The corporate nature of these boards may explain the size of the latest pay rises for senior managers, says Michael Shattock, visiting professor in higher education at the Institute of Education, University of London.

If academics set pay, they are more likely to match remuneration to existing pay levels, whereas lay governors will tend to “look outwards [and] fit it to business norms”, says Shattock, a former registrar at the University of Warwick, who believes that governors have become increasingly detached from the lives of staff and students.

“There is also an element of ego involved in the decisions,” he adds. “Some boards obviously feel like their university is not a serious organisation unless it’s paying its vice-chancellor a £300,000 a year salary.”

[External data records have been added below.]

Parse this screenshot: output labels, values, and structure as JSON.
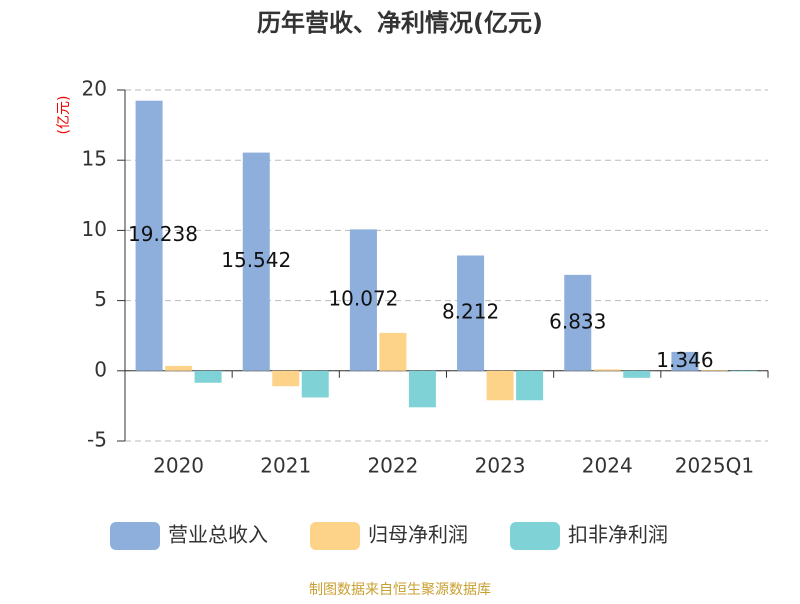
{
  "chart_data": {
    "type": "bar",
    "title": "历年营收、净利情况(亿元)",
    "y_label": "(亿元)",
    "categories": [
      "2020",
      "2021",
      "2022",
      "2023",
      "2024",
      "2025Q1"
    ],
    "series": [
      {
        "name": "营业总收入",
        "color": "#8eaedc",
        "values": [
          19.238,
          15.542,
          10.072,
          8.212,
          6.833,
          1.346
        ],
        "show_labels": true
      },
      {
        "name": "归母净利润",
        "color": "#fdd38a",
        "values": [
          0.35,
          -1.1,
          2.7,
          -2.1,
          0.1,
          0.05
        ]
      },
      {
        "name": "扣非净利润",
        "color": "#7fd3d6",
        "values": [
          -0.85,
          -1.9,
          -2.6,
          -2.1,
          -0.5,
          -0.05
        ]
      }
    ],
    "ylim": [
      -5,
      20
    ],
    "yticks": [
      -5,
      0,
      5,
      10,
      15,
      20
    ],
    "grid": true,
    "source": "制图数据来自恒生聚源数据库"
  }
}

Jeroen Huisman, professor of higher education at Ghent University, in Belgium, who studies university governance, believes that the rising pay of vice-chancellors reflects a changed attitude among lay governors, who are moving away from their traditional role of “watchdogs”, in lieu of the state, who protect public money. In his view, governors are now more likely to see themselves as “guardian angels” who seek to import corporate methods into the running of universities.

Increased scrutiny of board decisions might start to alter behaviour, however, he suggests.

Appointments to remuneration boards are generally made by university nomination committees, which are often chaired by vice-chancellors.

Sir Nicholas Montagu, chairman of the Committee of University Chairs, which issues guidance to governing bodies, says that although remuneration committees should have at least three independent members, staff can also serve on them.

“Members of governing bodies take their responsibility for the good governance of their institution very seriously and regularly review their own effectiveness and that of their committees,” Montagu argues.

He explains that remuneration boards report to and are accountable to their governing bodies, with a variety of structures in place across the sector.

On this year’s pay rises, Universities UK, which represents vice-chancellors, says that pay “reflect[s] what it takes to attract and retain the very best leaders to UK universities in…a global market for leadership talent”.

It adds that “salaries of university leaders in the UK are in line with those in competitor countries”, such as Australia and the US. We can assume that it does not count Germany as a rival: news that some rectors in the country were earning more than €150,000 (£125,000) recently prompted public outrage.